Фридрих не отвечал. Вернер повернулся назад - он сидел рядом с Хорстом - и увидел бледное лицо обер-лейтенанта, подернутые тусклой пленкой глаза.
– Тебе плохо, Фридрих?
– с тревогой спросил гауптман.
– Скоро приедем, потерпи...
– Русские в Восточной Пруссии, - расслышал Вернер шепот Фридриха. История повторяется...
Лимузин мчался по улицам Розенау. Когда он пересек мост через Прегель и мимо замка Альтштадт поднимался к Параденплац, на заднем сиденье раздался выстрел.
ИСТОРИЯ ПОВТОРЯЕТСЯ
Здесь все построили надежно и добротно. Железобетонные доты ощетинились стволами пулеметов. Дзоты защищало трехслойное покрытие. Укрепления из бревен в обхват и километры колючей проволоки. Рвы с отвесными стенами и острые надолбы, словно хищные зубы неведомых чудовищ. И земля, зловещая и чужая. Каждый метр ее пристрелян, каждый метр начинен смертью. Два часа разговаривал с Немцами бог войны. Два часа предъявляли гитлеровцам артиллеристы кровавый счет за содеянное ими в России. И летели в воздух обломки металла и дерева, комья земли и куски человеческих тел... И наступила тишина. Страшная тишина. Потом на востоке раздался зловещий комариный писк. Он ширился и рос, превращаясь в раскатистый гул и рокот... А с земли вдруг поднялись и двинулись вперед такие маленькие с воздуха фигурки! И в массе своей они превращались в силу, не знающую равных. Вслед за огневым валом, не отрываясь от него, устремлялись на врага русские солдаты.
В атаку шли пехота и танки. Двадцать с лишним пехотных дивизий и девять танковых бригад с маху ударили в первую линию немецкой обороны. Ударили одновременно по участку фронта в сотню километров шириной... Это была неодолимая сила. Ее питали заводы Урала, слезы солдаток и святая ненависть советского человека. Ничто, казалось, не сможет устоять перед первым ударом.

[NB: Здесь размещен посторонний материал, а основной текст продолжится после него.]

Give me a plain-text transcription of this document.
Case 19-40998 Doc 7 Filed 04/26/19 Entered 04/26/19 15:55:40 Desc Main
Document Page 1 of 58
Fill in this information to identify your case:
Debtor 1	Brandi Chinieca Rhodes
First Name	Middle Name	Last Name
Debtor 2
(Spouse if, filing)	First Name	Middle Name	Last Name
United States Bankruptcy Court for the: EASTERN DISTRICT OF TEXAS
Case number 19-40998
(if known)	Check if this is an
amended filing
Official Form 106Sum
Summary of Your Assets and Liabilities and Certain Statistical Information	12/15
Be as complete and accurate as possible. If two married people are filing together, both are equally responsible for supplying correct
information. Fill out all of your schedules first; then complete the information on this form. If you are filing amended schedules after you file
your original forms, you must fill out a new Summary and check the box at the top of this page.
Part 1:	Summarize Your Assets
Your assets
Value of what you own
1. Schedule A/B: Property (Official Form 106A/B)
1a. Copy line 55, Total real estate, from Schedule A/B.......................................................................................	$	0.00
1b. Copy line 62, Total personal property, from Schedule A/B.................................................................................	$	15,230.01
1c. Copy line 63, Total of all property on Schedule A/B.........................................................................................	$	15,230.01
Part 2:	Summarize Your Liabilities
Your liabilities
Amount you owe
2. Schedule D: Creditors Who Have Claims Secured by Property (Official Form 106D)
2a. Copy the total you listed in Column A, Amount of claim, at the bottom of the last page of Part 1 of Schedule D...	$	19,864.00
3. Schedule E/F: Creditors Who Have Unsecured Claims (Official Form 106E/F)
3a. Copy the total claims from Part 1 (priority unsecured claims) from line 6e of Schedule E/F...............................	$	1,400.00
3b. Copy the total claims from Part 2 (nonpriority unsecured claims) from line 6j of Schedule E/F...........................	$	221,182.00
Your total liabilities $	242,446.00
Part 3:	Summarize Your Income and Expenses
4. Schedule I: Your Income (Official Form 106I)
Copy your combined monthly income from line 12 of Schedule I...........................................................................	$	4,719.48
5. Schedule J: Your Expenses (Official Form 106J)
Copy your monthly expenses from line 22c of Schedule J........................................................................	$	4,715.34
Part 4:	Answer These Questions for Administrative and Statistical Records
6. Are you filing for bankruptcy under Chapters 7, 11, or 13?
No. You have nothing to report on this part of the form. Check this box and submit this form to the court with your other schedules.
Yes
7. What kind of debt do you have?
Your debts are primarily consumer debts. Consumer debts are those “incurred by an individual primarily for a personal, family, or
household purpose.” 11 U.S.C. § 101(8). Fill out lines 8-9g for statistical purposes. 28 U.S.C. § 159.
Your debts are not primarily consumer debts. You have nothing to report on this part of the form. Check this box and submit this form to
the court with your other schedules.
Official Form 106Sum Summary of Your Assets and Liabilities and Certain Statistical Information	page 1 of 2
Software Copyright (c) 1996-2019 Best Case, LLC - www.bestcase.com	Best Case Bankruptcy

Но первая линия устояла. Яростно штурмовала Красная Армия бетон и колючую проволоку. Войска откатились и вновь пошли на приступ, неудержимые в своей священной озлобленности. И закончился первый день наступления. Только несколько тысяч метров прусской земли было захвачено в этот день. 3-й Белорусский рвался к Гумбиннену, но каменные форты Пилькаллена закрыли ему дорогу. Сильный еще враг пришел в себя. Он подтянул резервы и попытался контратаковать. Все тяжелее и тяжелее русским солдатам продвигаться вперед. И надо не упустить инициативу. Надо расширять прорыв, гнать врага все дальше и дальше.
И прошел еще один день.
"Теперь пора", - решает Черняховский и бросает в бой танковый корпус. Надрывно ревут моторы, гусеницы с противным скрежетом утюжат немецкие окопы, разлетаются в прах бревенчатые накаты и замолкают жалящие пехоту пулеметы. Танкисты генерала Бурдейного прорывают вторую линию обороны.
Первые дни были самыми трудными. Многим матерям и женам в России полетели в эти дни с прусской земли жестокие похоронки... Но через пять таких дней, 18 января 1945 года, армия генерала Лучинского вышла на подступы к городу Гумбиннену.